Even back in the late 60’s in a small New Zealand town called Whangarei, there was advertising and it was effective.
I was just an average, seventeen year old, trying to push the boundaries, my hormones raging and yet I was pretty uncool. With my father on the School Board and a small town, you tended to choose your moments fairly carefully.
And girls weren’t particularly interested. Maybe it was the glasses, but there was no life behind the bike shed. Then I got the dream job. Not just any job but a driving job and driving a brand new Ford Zodiac. This thing had more chrome than a brass band. It was powerful, luxurious and for about twenty minutes every Thursday, it was mine. The job was to transport cakes and pies between a Bakery in town to a retail outlet about 12 kms away. So as everyone was walking to school, I could drive up the main road, the amazing smells of freshly baked pies and bread wafting out of the windows, and the car looked fantastic. The car gave me confidence but it also attracted attention. My mates were envious and girls were happy to know me – I became their taxi driver. For me, it was a classic piece of packaging; suddenly I was interesting – at least for a few minutes every Thursday.

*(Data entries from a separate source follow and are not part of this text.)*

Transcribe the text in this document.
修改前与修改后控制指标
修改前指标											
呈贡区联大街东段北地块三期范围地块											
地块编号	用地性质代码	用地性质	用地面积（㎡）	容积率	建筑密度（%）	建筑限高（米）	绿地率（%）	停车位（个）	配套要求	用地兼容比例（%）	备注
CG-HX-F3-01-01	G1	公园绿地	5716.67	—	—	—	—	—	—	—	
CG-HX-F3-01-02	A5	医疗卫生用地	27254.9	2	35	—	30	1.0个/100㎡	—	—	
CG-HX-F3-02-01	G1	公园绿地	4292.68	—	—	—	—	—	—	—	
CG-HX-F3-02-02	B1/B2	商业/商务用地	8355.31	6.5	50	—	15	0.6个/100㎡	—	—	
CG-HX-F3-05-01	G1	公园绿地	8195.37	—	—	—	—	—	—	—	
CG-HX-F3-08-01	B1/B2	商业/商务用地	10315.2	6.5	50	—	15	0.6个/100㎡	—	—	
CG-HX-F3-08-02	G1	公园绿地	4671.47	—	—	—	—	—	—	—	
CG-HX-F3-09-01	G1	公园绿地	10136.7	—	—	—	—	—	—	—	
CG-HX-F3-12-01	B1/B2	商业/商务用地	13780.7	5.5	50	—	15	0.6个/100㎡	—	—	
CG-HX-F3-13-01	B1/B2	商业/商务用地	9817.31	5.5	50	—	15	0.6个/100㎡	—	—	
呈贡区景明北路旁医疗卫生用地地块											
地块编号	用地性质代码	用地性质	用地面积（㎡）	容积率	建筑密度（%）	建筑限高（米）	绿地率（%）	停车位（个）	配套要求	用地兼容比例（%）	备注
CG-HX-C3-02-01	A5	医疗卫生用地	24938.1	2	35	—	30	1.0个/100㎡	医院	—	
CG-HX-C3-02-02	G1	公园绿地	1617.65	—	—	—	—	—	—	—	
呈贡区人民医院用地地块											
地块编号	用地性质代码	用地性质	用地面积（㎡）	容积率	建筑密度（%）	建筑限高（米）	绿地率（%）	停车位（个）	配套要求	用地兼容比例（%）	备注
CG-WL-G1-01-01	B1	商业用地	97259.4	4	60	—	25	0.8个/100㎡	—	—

At about the same time, I remember arriving at school one morning and there in huge metre high letters, emblazoned across the main school building; ‘Harley for Export’. Our headmaster, Harley Spragg, a very dour authoritarian, had finally dished out enough and a budding copywriter who was never identified, had snapped. It was his ‘Free Tibet’ moment. Sometime in the early hours, he had painted this quite clever headline in black, tar-based paint. It was probably the first piece of outdoor, effective but fleeting. It was removed in the next few days but the point was made and the town was buzzing. Harley Spragg was better than that but was almost certainly affected so perhaps this was another early exposure to advertising effectiveness.
There has probably never been a generation so agitated. We railed against conformity, listened to the depressing words of Leonard Cohen and played our music really loud. But even then, even as many were marching down Queen Street in Auckland, yelling obscenities at policemen in the belief that we might stop a war, we were still happy victims of effective advertising. We all wore Levis and smoked Gitanes, or coloured Sobranis if we were wankers. We all wore tie-died T shirts. We were slaves to every bloody movement that came along. And brands were what connected us. Coke, Chianti, Quane Surfboards, Lion Red, Peter Stuyvesant (the passport to international smoking pleasure), and bands were brand icons. Years later, Kevin Roberts from Saatchi coined the phrase ‘love marks’. These were ours. The brands were part of a movement.
Testing the effectiveness of advertising has become a lot more difficult. Yes it needs to ‘do something’ but often, everything will conspire against it being effective. Because there are almost always far more critical issues in play. Product that isn’t quite right, sales staff who aren’t motivated, distribution that doesn’t deliver or a competitor who is willing to give his stuff away – any or all can nail the best creative in the world. And now customers everywhere apply an even more enlightened set of criteria; will consumption grow hair in odd places, did whales die in the manufacture, was it necessary to use powdered dung beetle as the active ingredient?
We can only control the things we can control, leaving little to chance, delivering each and every brand we touch, the very best opportunity for success. Because after years of expensive, exhaustive market experimentation, great work still works.